Battlefield Hardline’s beta is over and even though things in the game can still change drastically, there are several things any Battlefield fan can conclude. There’s one thing that can be said for certain, Battlefield Hardline won’t be a Battlefield game as we’ve come to know them. Even though EA and Visceral Games clearly sell Hardline as a part of the legendary Battlefield series, there are way too many reasons to state the opposite. Forget about labels and get to the actual game.
First things first, there’s the obvious issue of the setting. Battlefield games have always been about war. Not war on drugs nor crime, but huge-scale battles involving countries and factions. Whether based on real wars or invented conflicts, it was all about territory domination and the uncomfortable relativity of good and evil. On this line, Hardline’s multiplayer mode is way off. Killing cops and robbing banks isn’t relative at all, much in the same way that having police officers using extreme violence is scarily real-life-like. When you think about it Battlefield Hardline’s setting is quite messy, even when compared to war.

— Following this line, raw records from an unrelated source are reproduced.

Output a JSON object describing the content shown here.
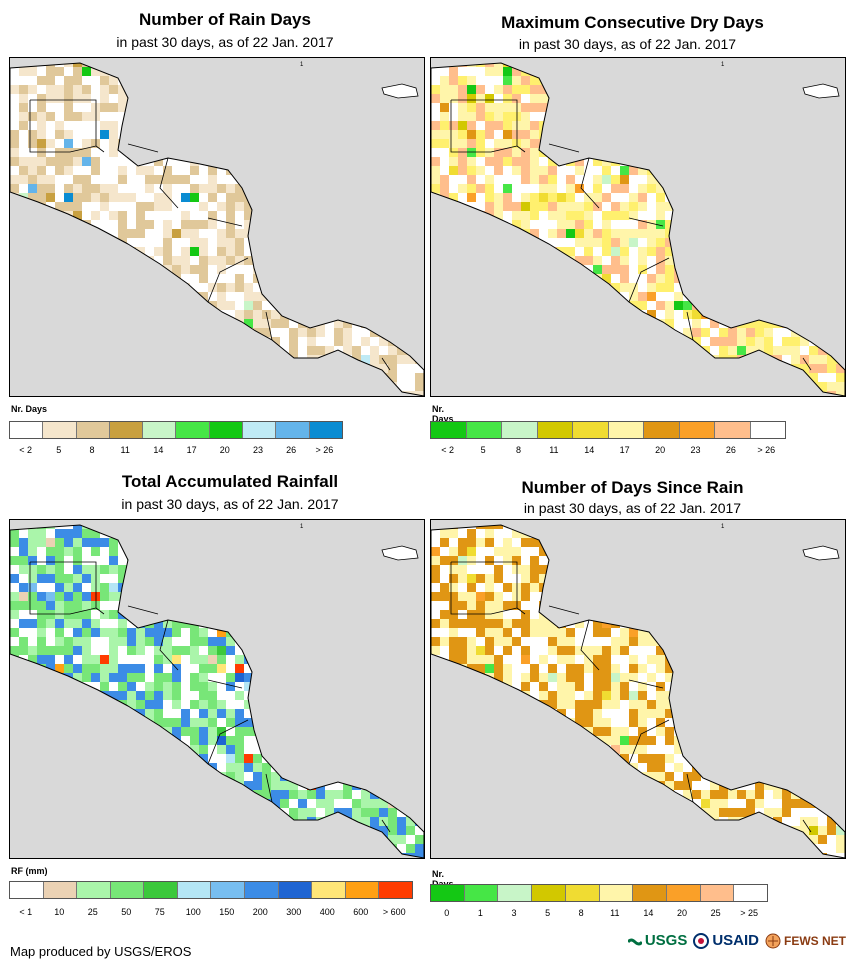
{
  "panels": [
    {
      "title": "Number of Rain Days",
      "subtitle": "in past 30 days, as of 22 Jan. 2017",
      "legend_title": "Nr. Days",
      "legend_colors": [
        "#ffffff",
        "#f5e6cc",
        "#e0c89a",
        "#c8a040",
        "#c8f5c8",
        "#46e646",
        "#14c814",
        "#bfeaf5",
        "#64b4ea",
        "#0a8cd2"
      ],
      "legend_labels": [
        "< 2",
        "5",
        "8",
        "11",
        "14",
        "17",
        "20",
        "23",
        "26",
        "> 26"
      ],
      "dominant_colors": [
        "#ffffff",
        "#f5e6cc",
        "#e0c89a"
      ]
    },
    {
      "title": "Maximum Consecutive Dry Days",
      "subtitle": "in past 30 days, as of 22 Jan. 2017",
      "legend_title": "Nr. Days",
      "legend_colors": [
        "#14c814",
        "#46e646",
        "#c8f5c8",
        "#d2c800",
        "#f0dc32",
        "#fff5aa",
        "#e09614",
        "#faa028",
        "#ffbe8c",
        "#ffffff"
      ],
      "legend_labels": [
        "< 2",
        "5",
        "8",
        "11",
        "14",
        "17",
        "20",
        "23",
        "26",
        "> 26"
      ],
      "dominant_colors": [
        "#fff06e",
        "#fff5aa",
        "#ffbe8c",
        "#ffffff"
      ]
    },
    {
      "title": "Total Accumulated Rainfall",
      "subtitle": "in past 30 days, as of 22 Jan. 2017",
      "legend_title": "RF (mm)",
      "legend_colors": [
        "#ffffff",
        "#ebd2b4",
        "#aaf5aa",
        "#78e678",
        "#3cc83c",
        "#b4e6f5",
        "#78bef0",
        "#3c8ce6",
        "#1e64d2",
        "#ffe678",
        "#ffa014",
        "#ff3c00"
      ],
      "legend_labels": [
        "< 1",
        "10",
        "25",
        "50",
        "75",
        "100",
        "150",
        "200",
        "300",
        "400",
        "600",
        "> 600"
      ],
      "dominant_colors": [
        "#78e678",
        "#aaf5aa",
        "#ffffff",
        "#3c8ce6"
      ]
    },
    {
      "title": "Number of Days Since Rain",
      "subtitle": "in past 30 days, as of 22 Jan. 2017",
      "legend_title": "Nr. Days",
      "legend_colors": [
        "#14c814",
        "#46e646",
        "#c8f5c8",
        "#d2c800",
        "#f0dc32",
        "#fff5aa",
        "#e09614",
        "#faa028",
        "#ffbe8c",
        "#ffffff"
      ],
      "legend_labels": [
        "0",
        "1",
        "3",
        "5",
        "8",
        "11",
        "14",
        "20",
        "25",
        "> 25"
      ],
      "dominant_colors": [
        "#e09614",
        "#ffffff",
        "#fff5aa"
      ]
    }
  ],
  "map_tick": "1",
  "footer": "Map produced by USGS/EROS",
  "logos": [
    "USGS",
    "USAID",
    "FEWS NET"
  ]
}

In multiplayer modes, there’s no deep background nor relativization of crime and violence. There’s no story behind those actions, which makes them as raw as can be, in the line of games such as Payday and Counter Strike. Not a really big deal, but quite tricky when separated from a fully detailed story. This is greatly noticeable when taking into account that Battlefield Hardline does have an elaborate Campaign mode, which will make Hardline the first Battlefield game to have such a heavy single-player focus.
Even though most games in the series have had single-player modes, they never felt really important. In Battlefield 1942, single-player was the very same multiplayer experience but with bots governed by some pretty bad AI. In Battlefield 3 and 4, campaigns were more a way of showing everything in the game than a proper story. The fact that Battlefield Hardline will actually have a long and important story isn’t bad, it’s just not part of the whole series’ spirit.

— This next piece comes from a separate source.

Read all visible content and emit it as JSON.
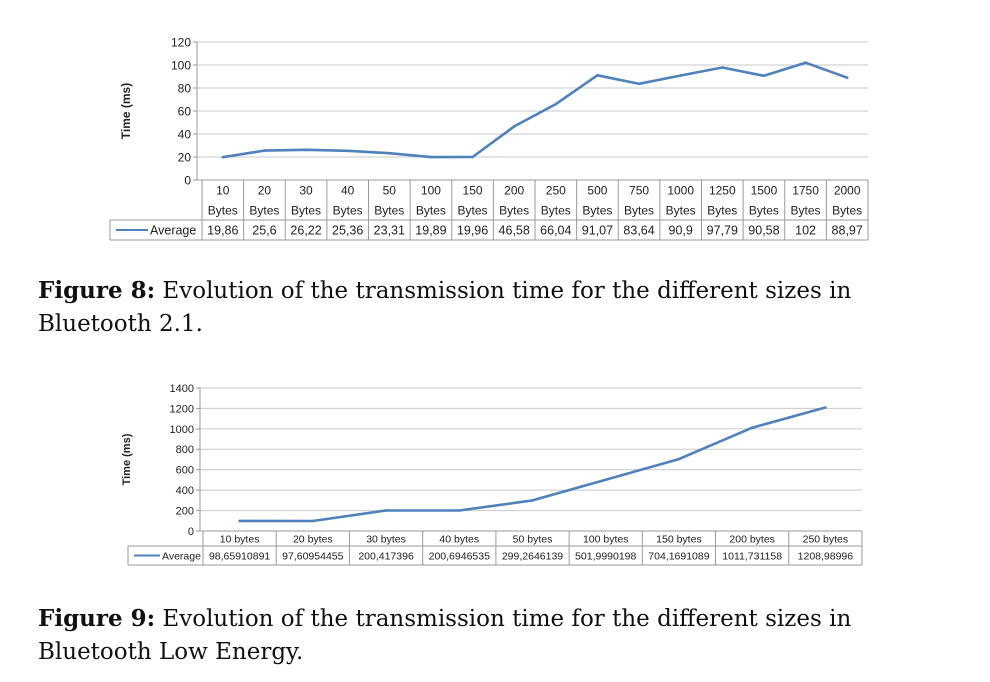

If you look back to Battlefield Hardline’s beta, you will see that there were a few other things that deepened how different this new game feels. One of the big deals about the Battlefield series was the great array of vehicles, which really made a difference in the battleground. It’s one of the central features that put this popular series at the top of the war FPS genre.
Even though Battlefield Hardline has its own vehicles, there’s no place for heavy tanks, heavy artillery, jets, and attack choppers in such urban settings. Now, this isn’t a complaint, since it would make absolutely no sense to see city policemen or swat members using an M1 Abrams tank or a LAV-25 APC. The thing is it’s a huge change. Hardline’s vehicles are adequate to the game’s setting: most of them can be shot with normal weapons and they are, in most cases, limited to transportation duty. Even when equipped with guns and missiles, vehicles are no longer a force to be reckoned, nor a key strategic resource.